La Fiscalía admitió una denuncia penal contra el expresidente Evo Morales y otras once personas, a quienes se les acusa de “autores y cómplices” de trata de personas. De acuerdo con el memorial —admitido el 30 de diciembre—, los hechos se produjeron entre 2015 y 2020. La presunta víctima fue identificada como Noemí Meneses Chávez, quien —según la acusación— fue trasladada por vía aérea desde los 14 años a distintos destinos del país para sostener encuentros íntimos con el entonces jefe de Estado.

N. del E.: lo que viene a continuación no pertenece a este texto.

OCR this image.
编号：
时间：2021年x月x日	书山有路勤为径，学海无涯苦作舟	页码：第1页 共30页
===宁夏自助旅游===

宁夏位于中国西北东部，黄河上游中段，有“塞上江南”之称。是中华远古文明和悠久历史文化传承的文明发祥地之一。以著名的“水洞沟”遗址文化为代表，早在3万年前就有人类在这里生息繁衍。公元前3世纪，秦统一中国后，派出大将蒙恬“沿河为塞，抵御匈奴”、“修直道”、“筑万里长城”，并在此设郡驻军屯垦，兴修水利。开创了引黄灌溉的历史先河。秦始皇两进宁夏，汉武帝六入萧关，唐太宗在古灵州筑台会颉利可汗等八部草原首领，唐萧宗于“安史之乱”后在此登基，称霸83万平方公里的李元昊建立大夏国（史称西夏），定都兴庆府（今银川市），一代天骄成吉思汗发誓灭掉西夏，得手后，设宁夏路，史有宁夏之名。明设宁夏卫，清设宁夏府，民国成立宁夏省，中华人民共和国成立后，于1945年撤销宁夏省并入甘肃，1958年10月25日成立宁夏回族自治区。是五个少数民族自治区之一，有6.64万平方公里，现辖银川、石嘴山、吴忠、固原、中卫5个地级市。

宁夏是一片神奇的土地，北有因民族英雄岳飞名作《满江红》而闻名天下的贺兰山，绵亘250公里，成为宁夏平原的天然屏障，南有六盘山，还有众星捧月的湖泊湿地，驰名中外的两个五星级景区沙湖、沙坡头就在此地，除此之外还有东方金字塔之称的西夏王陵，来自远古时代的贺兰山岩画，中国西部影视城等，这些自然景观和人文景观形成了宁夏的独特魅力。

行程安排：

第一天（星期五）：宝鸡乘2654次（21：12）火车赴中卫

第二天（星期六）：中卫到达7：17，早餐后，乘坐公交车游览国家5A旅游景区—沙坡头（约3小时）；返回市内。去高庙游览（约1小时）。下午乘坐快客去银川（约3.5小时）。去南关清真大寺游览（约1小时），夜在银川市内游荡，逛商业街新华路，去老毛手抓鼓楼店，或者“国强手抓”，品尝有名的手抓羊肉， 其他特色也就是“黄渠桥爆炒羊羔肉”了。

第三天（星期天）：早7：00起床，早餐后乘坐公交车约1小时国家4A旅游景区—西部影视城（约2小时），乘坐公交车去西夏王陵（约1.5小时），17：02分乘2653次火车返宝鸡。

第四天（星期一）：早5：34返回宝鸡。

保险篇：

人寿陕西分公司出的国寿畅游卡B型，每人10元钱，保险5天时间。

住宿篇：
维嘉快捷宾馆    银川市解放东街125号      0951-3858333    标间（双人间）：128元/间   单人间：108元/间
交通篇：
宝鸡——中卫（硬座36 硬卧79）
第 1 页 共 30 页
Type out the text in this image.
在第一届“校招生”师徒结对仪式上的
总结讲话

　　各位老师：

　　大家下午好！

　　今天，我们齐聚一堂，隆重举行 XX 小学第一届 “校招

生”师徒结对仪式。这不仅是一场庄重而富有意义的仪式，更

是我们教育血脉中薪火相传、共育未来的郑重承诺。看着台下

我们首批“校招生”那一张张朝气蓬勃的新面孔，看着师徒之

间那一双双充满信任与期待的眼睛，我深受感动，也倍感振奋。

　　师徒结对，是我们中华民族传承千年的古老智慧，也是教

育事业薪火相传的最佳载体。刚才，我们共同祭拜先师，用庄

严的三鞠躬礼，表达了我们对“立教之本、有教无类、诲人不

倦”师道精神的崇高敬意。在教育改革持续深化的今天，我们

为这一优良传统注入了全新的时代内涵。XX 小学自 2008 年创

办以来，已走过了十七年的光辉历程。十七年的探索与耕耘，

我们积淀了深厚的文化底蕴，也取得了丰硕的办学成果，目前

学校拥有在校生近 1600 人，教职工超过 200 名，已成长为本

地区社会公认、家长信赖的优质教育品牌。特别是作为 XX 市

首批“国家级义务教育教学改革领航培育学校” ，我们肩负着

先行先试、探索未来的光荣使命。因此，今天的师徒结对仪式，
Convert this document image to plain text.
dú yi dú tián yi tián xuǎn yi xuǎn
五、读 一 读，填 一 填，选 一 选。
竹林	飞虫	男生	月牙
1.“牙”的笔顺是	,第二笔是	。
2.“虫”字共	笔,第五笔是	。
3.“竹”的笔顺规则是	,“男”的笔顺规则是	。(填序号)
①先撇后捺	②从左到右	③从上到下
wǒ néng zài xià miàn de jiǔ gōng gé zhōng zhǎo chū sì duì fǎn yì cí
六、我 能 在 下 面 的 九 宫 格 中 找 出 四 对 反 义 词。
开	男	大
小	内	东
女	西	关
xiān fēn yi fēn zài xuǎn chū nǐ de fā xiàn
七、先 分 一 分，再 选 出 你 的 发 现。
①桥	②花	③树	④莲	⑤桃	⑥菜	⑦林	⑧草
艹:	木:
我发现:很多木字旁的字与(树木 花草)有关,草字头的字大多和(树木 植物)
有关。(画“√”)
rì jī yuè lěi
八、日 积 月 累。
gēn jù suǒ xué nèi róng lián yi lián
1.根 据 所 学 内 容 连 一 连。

Entre los cómplices, el memorial menciona al exgerente de Boliviana de Aviación (BoA), Ronald Casso, además de otras diez personas que, según Alcázar, facilitaron el traslado de la entonces menor desde Cochabamba hacia otros departamentos del país. En la lista figuran funcionarios y exfuncionarios públicos, así como personas vinculadas a distintas reparticiones estatales.
También se menciona a Rodolfo Castro, actual funcionario de Mi Teleférico; a Luis Hernán Soliz Morales, quien en 2020 figuraba como asistente personal del exmandatario, dependiente del Ministerio de la Presidencia, y a servidores públicos relacionados con la Gobernación de Cochabamba y la Caja de Salud. Uno de los nombres que resalta en el documento es el de Carla Lorena Sandy, abogada que ocupó diversos cargos durante los gobiernos del MAS, entre ellos el de viceministra de Igualdad de Oportunidades en 2022 y directora de unidad en el Ministerio de Educación. Actualmente, según la denuncia, se desempeñaría como segunda secretaria de Bolivia ante la Organización de las Naciones Unidas (ONU), entidad en la que recientemente impulsó la declaración del “Día Internacional de las Mujeres y las Niñas Indígenas”.
Respecto a Casso, la denuncia recuerda que fue gerente de BoA durante las gestiones de Morales y de Luis Arce, y menciona además que su hermano, un excoronel de la Policía, fue asesor del exministro de Gobierno Eduardo del Castillo, lo que, en criterio del denunciante, refuerza la hipótesis de una red de influencias que permitió facilitar los traslados.
Alcázar sostuvo que allegados a Morales compraron los pasajes para Meneses y que, con apoyo interno, se burlaron los protocolos de seguridad. La denuncia señala que ni BoA ni las terminales aéreas de Cochabamba, Santa Cruz y, principalmente, La Paz exigieron el permiso para esos viajes.